Wednesday, September 22, 2010

Birthday #1

Dessi is going to turn 3 on October 13, but we decided to celebrate her birthday in August.

We have a pretty darned joyous kid to start with, but I have to say, I have never seen her so happy as she was at that party. It was one of the best days of my life as well; any happy day of Dessi's is a happy day of mine. The best part was that wasn't about the gifts (no gifts, please) or really even about her so much -- it was about celebrating! Friends! And playing tag and hide-and-seek and, for the adults, eating and drinking wine and laughing our tails off at all the amazing, sweet children in our lives.

And of course, what party would be complete without turning over the mesob and then popping out of it like a lady from a cake? (We adults looked up from our wine glasses and the kids were all doing this. Hilarious!)












There was also soooo much food and some cheesecakes







The last little boy in the picture is her best friend, Aidan. Everyone at the party was like, WHO is that sweet little boy?!?! He and Dessi completely adore each other. They dance together at our weekly farmers' market, they are playmates at school (many a time I would arrive to pick Dessi up from Montessori and she and Aidan would have their heads together in a corner somewhere or, my favorite, once they were in a distant field, he pulling her in a red wagon). Aidan brought Dessi a butterfly balloon for her birthday and he was just bursting at the seams to give it to her (she was napping for the first half hour). He is an amazingly open-hearted little boy. At one point during the party I was sitting with his parents and he was running with the other kids around the yard ... as he ran by us he shouted, "I"M HAVING FUN, MOM!!" Kids just slay me. His brother, Sam, is just as darling.

We are surrounded by aunties and good parents and sweet friends. It is a joy beyond words to have people like this with whom to celebrate.

Monday, September 20, 2010

Update from Addis

More pictures arrived last week -- the newest littlest one seems to be doing alright. She is absolutely precious. I have been trying not to look at photos or think too much about it -- just play it cool and bide my time until court opens (8 days!) and we can at least be moving toward a court date. Right now, we're not moving toward anything -- just floating, floating, waiting, waiting. Patience, patience.

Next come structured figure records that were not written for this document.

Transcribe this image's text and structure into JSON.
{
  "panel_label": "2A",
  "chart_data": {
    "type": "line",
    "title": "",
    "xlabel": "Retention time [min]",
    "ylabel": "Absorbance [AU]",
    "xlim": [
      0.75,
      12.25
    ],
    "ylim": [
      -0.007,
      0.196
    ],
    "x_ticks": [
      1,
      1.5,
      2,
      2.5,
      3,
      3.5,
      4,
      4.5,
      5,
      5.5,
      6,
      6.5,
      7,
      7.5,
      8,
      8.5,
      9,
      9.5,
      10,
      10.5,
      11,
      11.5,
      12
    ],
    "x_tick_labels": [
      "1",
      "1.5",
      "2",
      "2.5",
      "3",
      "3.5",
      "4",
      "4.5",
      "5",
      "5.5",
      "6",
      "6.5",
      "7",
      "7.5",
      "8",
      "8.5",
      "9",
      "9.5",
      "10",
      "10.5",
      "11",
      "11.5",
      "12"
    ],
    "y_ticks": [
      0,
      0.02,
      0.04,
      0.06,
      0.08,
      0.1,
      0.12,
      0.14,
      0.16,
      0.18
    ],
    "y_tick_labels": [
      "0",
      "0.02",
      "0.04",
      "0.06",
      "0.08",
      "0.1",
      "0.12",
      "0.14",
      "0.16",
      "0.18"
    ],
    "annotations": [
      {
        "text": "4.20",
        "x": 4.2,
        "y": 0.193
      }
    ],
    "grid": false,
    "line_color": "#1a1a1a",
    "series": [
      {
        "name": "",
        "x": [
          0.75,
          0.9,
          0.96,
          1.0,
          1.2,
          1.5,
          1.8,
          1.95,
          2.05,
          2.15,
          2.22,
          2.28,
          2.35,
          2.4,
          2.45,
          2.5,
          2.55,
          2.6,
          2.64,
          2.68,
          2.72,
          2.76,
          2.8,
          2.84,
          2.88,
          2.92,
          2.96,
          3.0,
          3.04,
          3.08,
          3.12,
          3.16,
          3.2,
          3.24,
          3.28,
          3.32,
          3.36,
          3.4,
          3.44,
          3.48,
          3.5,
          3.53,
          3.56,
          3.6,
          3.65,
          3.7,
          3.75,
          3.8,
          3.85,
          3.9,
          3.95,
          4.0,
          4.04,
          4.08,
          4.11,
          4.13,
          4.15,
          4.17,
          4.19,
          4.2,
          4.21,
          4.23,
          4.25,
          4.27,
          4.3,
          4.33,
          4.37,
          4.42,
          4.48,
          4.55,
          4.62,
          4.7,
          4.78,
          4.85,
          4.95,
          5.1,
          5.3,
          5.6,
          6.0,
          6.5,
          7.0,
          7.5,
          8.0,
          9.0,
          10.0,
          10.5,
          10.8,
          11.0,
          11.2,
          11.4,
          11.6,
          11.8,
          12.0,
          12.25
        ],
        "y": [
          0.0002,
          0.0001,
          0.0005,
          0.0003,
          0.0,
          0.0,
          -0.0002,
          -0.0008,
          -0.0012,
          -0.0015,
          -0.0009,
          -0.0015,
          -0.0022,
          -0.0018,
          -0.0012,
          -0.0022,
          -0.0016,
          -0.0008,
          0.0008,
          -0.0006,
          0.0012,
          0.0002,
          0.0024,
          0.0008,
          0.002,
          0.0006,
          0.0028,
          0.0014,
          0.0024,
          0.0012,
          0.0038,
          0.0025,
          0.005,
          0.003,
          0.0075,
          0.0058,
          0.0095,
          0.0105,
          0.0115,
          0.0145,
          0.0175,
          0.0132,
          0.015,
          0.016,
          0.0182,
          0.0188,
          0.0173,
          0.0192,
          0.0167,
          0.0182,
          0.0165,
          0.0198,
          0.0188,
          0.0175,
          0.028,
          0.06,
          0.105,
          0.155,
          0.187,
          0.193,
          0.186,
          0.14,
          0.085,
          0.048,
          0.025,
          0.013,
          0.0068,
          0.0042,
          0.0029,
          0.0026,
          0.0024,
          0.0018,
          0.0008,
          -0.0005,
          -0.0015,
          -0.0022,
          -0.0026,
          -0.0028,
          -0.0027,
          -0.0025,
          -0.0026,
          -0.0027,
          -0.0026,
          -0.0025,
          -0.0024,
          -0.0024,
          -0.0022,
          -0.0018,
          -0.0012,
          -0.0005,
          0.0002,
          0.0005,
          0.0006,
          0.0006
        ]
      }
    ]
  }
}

She is 11 weeks and not quite 10 pounds. Teeny tiny! And yet the child has the head of a melon! She could grow to be six feet tall and her head would be fine just as it is. But as of now she is ... ten pounds. Can you imagine? I can't. I pick up things around the house that are ten pounds and I try to see what it is like to hold such a weight, such a small thing. It is like air. With such a fragile, tiny thing in tow I will no doubt return to creating worst-case scenarios for every room, vehicle or situation we encounter for the next several years. This will simply be my job, and I will not judge it this time around. (Oh, how things will be different this time! I will be calmer and more prepared! Less overwhelmed and worried! More present! Yes! Yes! Yes!)

As excited and impatient as we are to bring her home, I am also strangely calm and ... content. Our lives are gorgeous, and I'm finally getting enough sleep so that I can see it. We're balanced and easy and hitting our stride. Beyond any reasons I could list, our little family seems to be completely ... I don't know. Happy. Quietly happy, ebulliently happy. Happy sleepers, eaters, play dough designers, gardeners, bicycle riders, vehicle passengers. We even come out of time outs pretty happy.

We are very, very far from Square One. The poop, the laundry, the messes, the tied-down-to-a-schedule, I don't mind those things so much. The loss of sleep is what I fear. I really do. I'm a much better person with a solid niner each night, and I am no fool; I know I am not going to have one again for a really, really long time.

Nonetheless. I cannot wait for all ten pounds to be hoisted on my back forever. I can't wait to feel her weight on my chest as I sing her to sleep, I can't wait for the passing of hours and days and days again, and my being intertwined with another being too perfect and tiny for so many words. Of just gazing -- because for so long there will be no words -- and of knowing and conveying, This is how we are now. Forever. We are ready for her!!

Last night I tried to rock Dessi to sleep and have her rest her head on my chest the way she used to. She wanted nothing to do with it. Just Bounce me, mama and Sing me songs and Let's clap and wiggle! And then a swift hug and a kiss and off to bed. I see her moving away from us in this heartbreakingly beautiful way -- our bright, sweet, delicate light. She is strong and perfect and confident and I love it, but I miss her, too. I miss her needing me the way she used to.

Which is all a surprise to me. All that needing was sometimes a bit overwhelming, to tell the truth, and I kinda thought we were adopting again not to fill our needs but to give the universe back some of this love overflow -- because we are fat and happy and blessed. I can see now, though, that a second child won't soak up the leftover love; she will create more. Just seeing her pictures and thinking about her, I realize she already has. I think it will break my heart wide open forever.